'Progress Made' In Afghanistan's Helmand Province
STEVE INSKEEP, Host:
It's MORNING EDITION from NPR News. I'm Steve Inskeep.
RENEE MONTAGNE, Host:
Welcome back to the program.
RICHARD MILLS: Well, thank you, Renee. It's a great opportunity to speak with you.
MONTAGNE: After last year's announcement, General Petraeus gave this troop increase, generally, you know, 12 to 18 months to show results. So we're here at the one year mark. Where are you at there in Helmand/
MILLS: Well, I think we're beginning to be the beneficiaries of this surge. We've had a chance to work through most of the province. And I think that we're seeing very, very satisfactory progress across the board.
MONTAGNE: Now, when you say work through most of the province you mean you've actually pushed into most of a province that was once pretty much entirely controlled either by drug lords or Taliban?
MILLS: That's correct. We have focused on the river valley itself - the Helmand River valley itself, because there's where most of the population lives here. We have looked at the population centers and put our main effort in those population centers.

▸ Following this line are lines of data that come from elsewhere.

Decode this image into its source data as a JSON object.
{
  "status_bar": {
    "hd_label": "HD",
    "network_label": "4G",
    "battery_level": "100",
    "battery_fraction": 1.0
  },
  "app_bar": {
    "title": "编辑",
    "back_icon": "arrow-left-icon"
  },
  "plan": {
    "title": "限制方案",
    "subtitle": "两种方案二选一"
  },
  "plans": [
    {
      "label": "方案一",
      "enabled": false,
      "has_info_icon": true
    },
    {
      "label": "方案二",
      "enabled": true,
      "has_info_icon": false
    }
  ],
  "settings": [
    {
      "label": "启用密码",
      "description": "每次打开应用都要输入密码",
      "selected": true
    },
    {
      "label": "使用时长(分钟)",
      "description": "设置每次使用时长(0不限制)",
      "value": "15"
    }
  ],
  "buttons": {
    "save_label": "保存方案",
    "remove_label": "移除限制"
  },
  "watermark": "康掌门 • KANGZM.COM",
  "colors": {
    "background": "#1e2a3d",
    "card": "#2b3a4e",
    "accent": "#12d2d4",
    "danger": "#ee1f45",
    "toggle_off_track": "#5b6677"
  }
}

MONTAGNE: Well, you know, we have talked about different towns there. Marja was the focus of a lot of attention. Results there have been mixed.
MILLS: But let's talk a little bit about Marja, because I know that's one you've been following. If you could come over and visit today I would take you down to the district center, where across the street is a very nice restaurant that's opened up - two dining rooms. You can get a really nice chicken dinner there. There's three major bazaars in town, all three flourishing. All of the activity now - all the enemy activity in Marja's been pushed to the perimeter, where a few lone insurgents creep back, usually at night, and try to intimidate some of the locals. And have not done a very good job of it.
MONTAGNE: And there's another place in Helmand Province - Sangin - where I gather the fighting is extremely fierce, possibly some of the most deadly in this war. What is going on there?
MILLS: It's been tough fighting. It continues to be tough fighting. I think that Sangin is Marja, perhaps five months ago. And we are going to remain focused on that mission up there, and we will win.
MONTAGNE: Now, I do gather there's something new on the way that will give you more to work with and that's tanks. Why tanks and why now?
MILLS: I'll tell you why. First of all, the weather has changed here, so the ground is harder and less swampy, if you will, in many places. And conditions on the ground where we're fighting now lend themselves to the use of some armored vehicles. And they give me some great range and standoff distance against an enemy whose latest tactic is to try to lure you into IED belts. And when used with infantry can be very, very effective in the areas that we're in.
MONTAGNE: There is, though, General Mills, symbolism about tanks in Afghanistan, as you would well know. I mean, today you see in all parts of the country rusted hulks of Soviet tanks and pretty potent symbols of defeat.
MILLS: So I think the tank has perhaps gotten a little bit of a bad reputation here, and unfairly.
MONTAGNE: Well, I just another quick last question, which is the Obama administration will finish its review of its Afghan strategy, really soon. In Helmand, is the fight where you thought it would be when we first spoke last spring?
MILLS: I think we're moving along about the pace that I had anticipated. Do we have work to do? Yes. Are there casualties ahead? Unfortunately there are. Will there be some bitter fighting this winter and into the spring? Yes, there will be. There is still some hard rowing to be done.
MONTAGNE: General Mills, thank you for talking to us and hope to talk to you again soon.
MILLS: Thank you, Renee. And I look forward to talking to you soon.
MONTAGNE: Major General Richard Mills commands U.S. Marines in Helmand, Afghanistan.